We live in a world where people think they can define their own “truth.” At times, we might be tempted to try to “help” God by shading things in his favor. But defending God with lies is never a good idea – and it’s never necessary!
Job, chapters 13-14; Acts, chapters 17-18
Job 13:1-12 (NLT):
“Look, I have seen all this with my own eyes and heard it with my own ears, and now I understand. I know as much as you do. You are no better than I am. As for me, I would speak directly to the Almighty. I want to argue my case with God himself. As for you, you smear me with lies. As physicians, you are worthless quacks! If only you could be silent! That’s the wisest thing you could do. Listen to my charge; pay attention to my arguments.
Are you defending God with lies? Do you make dishonest arguments for his sake? Will you slant your testimony in his favor? Will you argue God’s case for him? What will happen when he finds out what you are doing? Can you fool him as easily as you fool people? No, you will be in trouble with him if you secretly slant your testimony in his favor. Doesn’t his majesty terrify you? Doesn’t your fear of him overwhelm you. Your platitudes are as valuable as ashes. Your defense is as fragile as a clay pot.”
Job has explained to his friends that he has not sinned and has no idea why these disasters have come upon him. His friends argue that he must have sinned, because God doesn’t punish the innocent. Now, Job says that he wants to speak directly to the Almighty…argue my case with God himself.

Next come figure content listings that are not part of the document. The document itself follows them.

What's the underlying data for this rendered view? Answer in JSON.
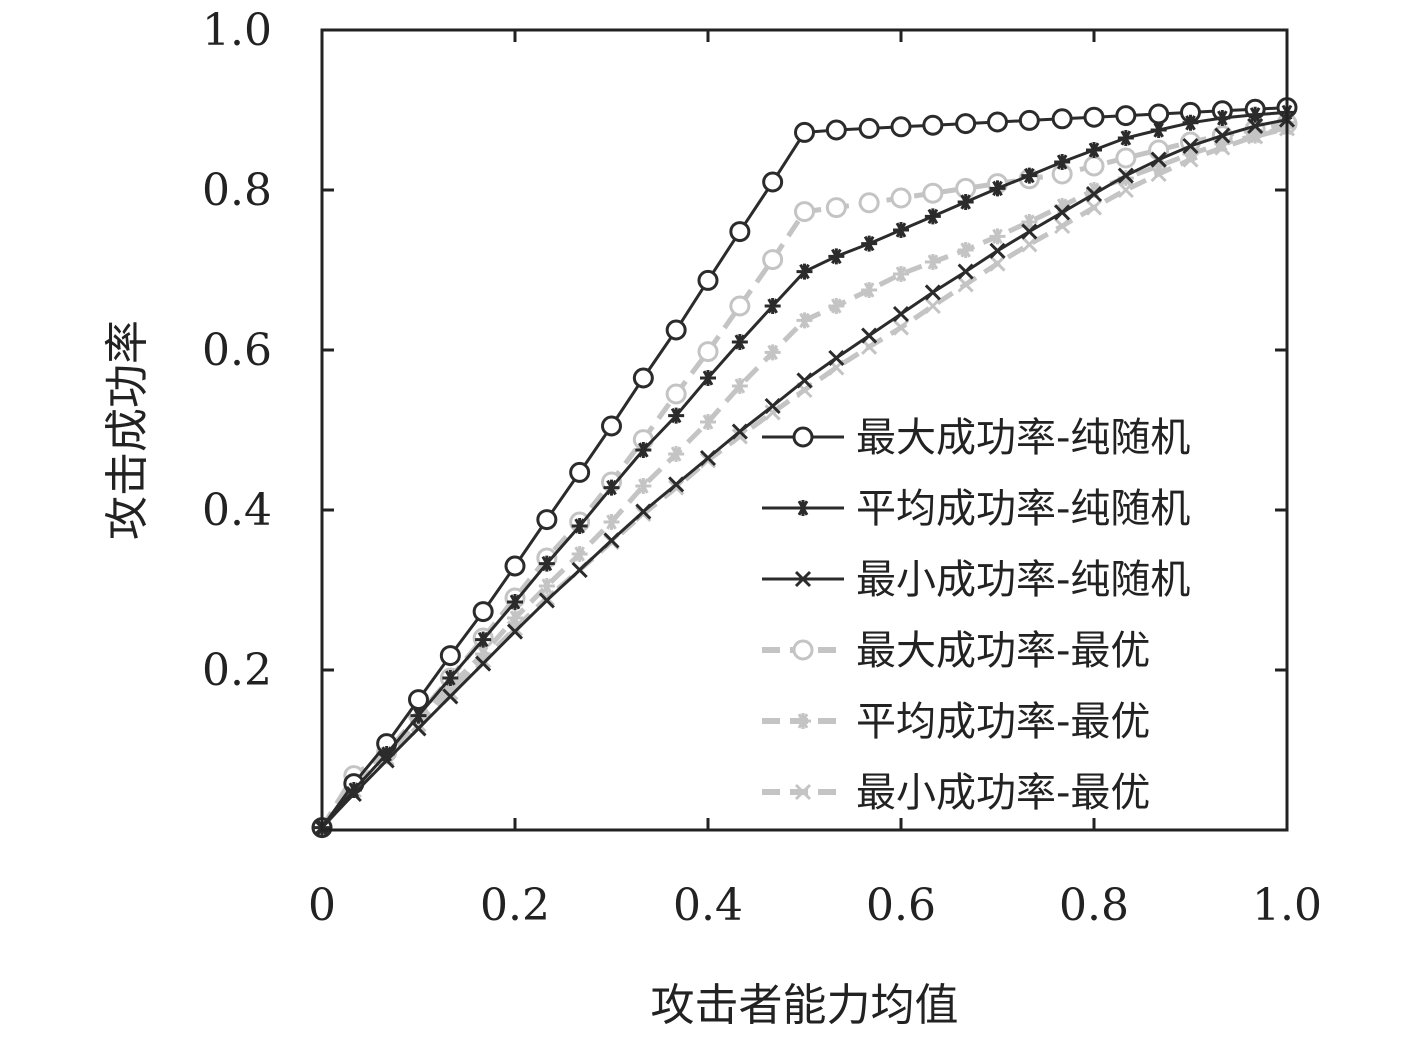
{
  "chart_data": {
    "type": "line",
    "xlabel": "攻击者能力均值",
    "ylabel": "攻击成功率",
    "xlim": [
      0,
      1.0
    ],
    "ylim": [
      0,
      1.0
    ],
    "x_ticks": [
      "0",
      "0.2",
      "0.4",
      "0.6",
      "0.8",
      "1.0"
    ],
    "y_ticks": [
      "0.2",
      "0.4",
      "0.6",
      "0.8",
      "1.0"
    ],
    "x_tick_values": [
      0,
      0.2,
      0.4,
      0.6,
      0.8,
      1.0
    ],
    "y_tick_values": [
      0.2,
      0.4,
      0.6,
      0.8,
      1.0
    ],
    "grid": false,
    "legend_position": "right",
    "series": [
      {
        "name": "最大成功率-纯随机",
        "color": "#2b2b2b",
        "dash": "solid",
        "marker": "circle",
        "x": [
          0,
          0.033,
          0.067,
          0.1,
          0.133,
          0.167,
          0.2,
          0.233,
          0.267,
          0.3,
          0.333,
          0.367,
          0.4,
          0.433,
          0.467,
          0.5,
          0.533,
          0.567,
          0.6,
          0.633,
          0.667,
          0.7,
          0.733,
          0.767,
          0.8,
          0.833,
          0.867,
          0.9,
          0.933,
          0.967,
          1.0
        ],
        "y": [
          0.003,
          0.058,
          0.108,
          0.163,
          0.218,
          0.273,
          0.33,
          0.388,
          0.447,
          0.505,
          0.565,
          0.625,
          0.687,
          0.748,
          0.81,
          0.872,
          0.875,
          0.877,
          0.879,
          0.881,
          0.883,
          0.885,
          0.887,
          0.889,
          0.891,
          0.893,
          0.895,
          0.897,
          0.899,
          0.901,
          0.903
        ]
      },
      {
        "name": "平均成功率-纯随机",
        "color": "#2b2b2b",
        "dash": "solid",
        "marker": "asterisk",
        "x": [
          0,
          0.033,
          0.067,
          0.1,
          0.133,
          0.167,
          0.2,
          0.233,
          0.267,
          0.3,
          0.333,
          0.367,
          0.4,
          0.433,
          0.467,
          0.5,
          0.533,
          0.567,
          0.6,
          0.633,
          0.667,
          0.7,
          0.733,
          0.767,
          0.8,
          0.833,
          0.867,
          0.9,
          0.933,
          0.967,
          1.0
        ],
        "y": [
          0.003,
          0.05,
          0.095,
          0.143,
          0.19,
          0.238,
          0.285,
          0.333,
          0.38,
          0.428,
          0.475,
          0.518,
          0.565,
          0.61,
          0.655,
          0.698,
          0.717,
          0.733,
          0.75,
          0.767,
          0.785,
          0.802,
          0.818,
          0.835,
          0.85,
          0.865,
          0.875,
          0.884,
          0.89,
          0.894,
          0.897
        ]
      },
      {
        "name": "最小成功率-纯随机",
        "color": "#2b2b2b",
        "dash": "solid",
        "marker": "x",
        "x": [
          0,
          0.033,
          0.067,
          0.1,
          0.133,
          0.167,
          0.2,
          0.233,
          0.267,
          0.3,
          0.333,
          0.367,
          0.4,
          0.433,
          0.467,
          0.5,
          0.533,
          0.567,
          0.6,
          0.633,
          0.667,
          0.7,
          0.733,
          0.767,
          0.8,
          0.833,
          0.867,
          0.9,
          0.933,
          0.967,
          1.0
        ],
        "y": [
          0.003,
          0.045,
          0.087,
          0.127,
          0.167,
          0.208,
          0.248,
          0.287,
          0.325,
          0.362,
          0.398,
          0.432,
          0.465,
          0.498,
          0.53,
          0.562,
          0.59,
          0.618,
          0.645,
          0.672,
          0.698,
          0.724,
          0.748,
          0.772,
          0.795,
          0.818,
          0.838,
          0.855,
          0.868,
          0.88,
          0.888
        ]
      },
      {
        "name": "最大成功率-最优",
        "color": "#c4c4c4",
        "dash": "dashed",
        "marker": "circle",
        "x": [
          0,
          0.033,
          0.067,
          0.1,
          0.133,
          0.167,
          0.2,
          0.233,
          0.267,
          0.3,
          0.333,
          0.367,
          0.4,
          0.433,
          0.467,
          0.5,
          0.533,
          0.567,
          0.6,
          0.633,
          0.667,
          0.7,
          0.733,
          0.767,
          0.8,
          0.833,
          0.867,
          0.9,
          0.933,
          0.967,
          1.0
        ],
        "y": [
          0.003,
          0.068,
          0.097,
          0.144,
          0.19,
          0.24,
          0.29,
          0.34,
          0.385,
          0.435,
          0.488,
          0.545,
          0.598,
          0.655,
          0.713,
          0.773,
          0.778,
          0.784,
          0.79,
          0.796,
          0.802,
          0.808,
          0.814,
          0.82,
          0.83,
          0.84,
          0.85,
          0.86,
          0.868,
          0.876,
          0.883
        ]
      },
      {
        "name": "平均成功率-最优",
        "color": "#c4c4c4",
        "dash": "dashed",
        "marker": "asterisk",
        "x": [
          0,
          0.033,
          0.067,
          0.1,
          0.133,
          0.167,
          0.2,
          0.233,
          0.267,
          0.3,
          0.333,
          0.367,
          0.4,
          0.433,
          0.467,
          0.5,
          0.533,
          0.567,
          0.6,
          0.633,
          0.667,
          0.7,
          0.733,
          0.767,
          0.8,
          0.833,
          0.867,
          0.9,
          0.933,
          0.967,
          1.0
        ],
        "y": [
          0.003,
          0.055,
          0.092,
          0.138,
          0.18,
          0.22,
          0.265,
          0.305,
          0.345,
          0.385,
          0.43,
          0.47,
          0.51,
          0.555,
          0.597,
          0.637,
          0.655,
          0.675,
          0.695,
          0.71,
          0.725,
          0.742,
          0.76,
          0.78,
          0.8,
          0.815,
          0.83,
          0.845,
          0.858,
          0.868,
          0.878
        ]
      },
      {
        "name": "最小成功率-最优",
        "color": "#c4c4c4",
        "dash": "dashed",
        "marker": "x",
        "x": [
          0,
          0.033,
          0.067,
          0.1,
          0.133,
          0.167,
          0.2,
          0.233,
          0.267,
          0.3,
          0.333,
          0.367,
          0.4,
          0.433,
          0.467,
          0.5,
          0.533,
          0.567,
          0.6,
          0.633,
          0.667,
          0.7,
          0.733,
          0.767,
          0.8,
          0.833,
          0.867,
          0.9,
          0.933,
          0.967,
          1.0
        ],
        "y": [
          0.003,
          0.05,
          0.09,
          0.132,
          0.172,
          0.212,
          0.252,
          0.29,
          0.325,
          0.36,
          0.395,
          0.428,
          0.462,
          0.492,
          0.522,
          0.55,
          0.578,
          0.604,
          0.628,
          0.655,
          0.682,
          0.708,
          0.732,
          0.755,
          0.778,
          0.8,
          0.82,
          0.838,
          0.853,
          0.867,
          0.877
        ]
      }
    ]
  }
}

Of course, both Job and his friends are mistaken. Job believes that God has caused these disasters; chapters 1 and 2 reveal that in fact Satan is responsible for them. Job’s friends also believe that God has caused them. But they error goes further in that they believe that Job’s circumstances are a punishment for wrongdoing. They are wrong, because chapter 1 also tells us that God said that Job was “blameless – a man of complete integrity” (Job 1:8; also 2:3).
So both Job and his friends were wrong! They argued with each other about things that none of them understood. That’s not surprising; we often argue with each other about things that we don’t understand. And even though Job was right that he had not sinned, he was still wrong. That’s also not surprising; how could we think that we know everything about the Almighty?
Defending God with Lies
In verse 7, Job begins asking his friends a series of questions. The first question caught my attention: Are you defending God with lies? Of course, they were – but they didn’t know that they were lies. They really believed that Job was being punished. Because they knew that God is good, they thought that God would only punish Job if he had done something wrong. So their intentions were good; they were right that God is good; but they were wrong about the rest of it.
Spoiler alert: at the end of the story, God tells them that they were wrong – and blasts them for it (see Job 42:7-8). Job has accurately assessed that they were defending God with lies. And the context of Job’s story makes it clear that defending God with lies is wrong.
Application: Defending God with Lies
Defending God with lies is still wrong. Look again at the questions Job asks them:
- Are you defending God with lies?
- Do you make your dishonest arguments for his sake?
- Will you slant your testimony in his favor?
- Will you argue God’s case for him?
- What will happen when he finds out what you are doing?
- Can you fool him as easily as you fool people?
As I read those questions, unfortunately I can think of examples where people have done all of these things.
God does not need us, nor want us, to defend him with lies. The end does not justify the means. God has set forth the truth in his Word. He has given us the Holy Spirit – the Spirit of truth – to lead us into the truth (John 16:13). As Jesus said, “You are truly my disciples if you remain faithful to my teachings. And you will know the truth, and the truth will set you free” (John 8:31-32).
If we’re tempted to try to “slant” or “color” things in God’s favor, we need to remember a couple of Job’s other questions: “Doesn’t his majesty terrify you? Doesn’t your fear of him overwhelm you?” If we’re trying to defend God with lies, his majesty should terrify us – because we’re acting contrary to his character!
Father, Jesus told he that he is the Truth (John 14:6). He came to reveal you to us (John 1:18). Jesus also prayed that you would make us holy by your truth (John 17:17). Thank you for reminding us that you do not need us to defend you with lies! In fact, Jesus told us not to worry about what to say, because the Spirit would give us the right words (Mark 13:11).
Lead us in your way today, that we might truthfully tell others about you. Help us to speak and to live in ways that reflect you. Amen.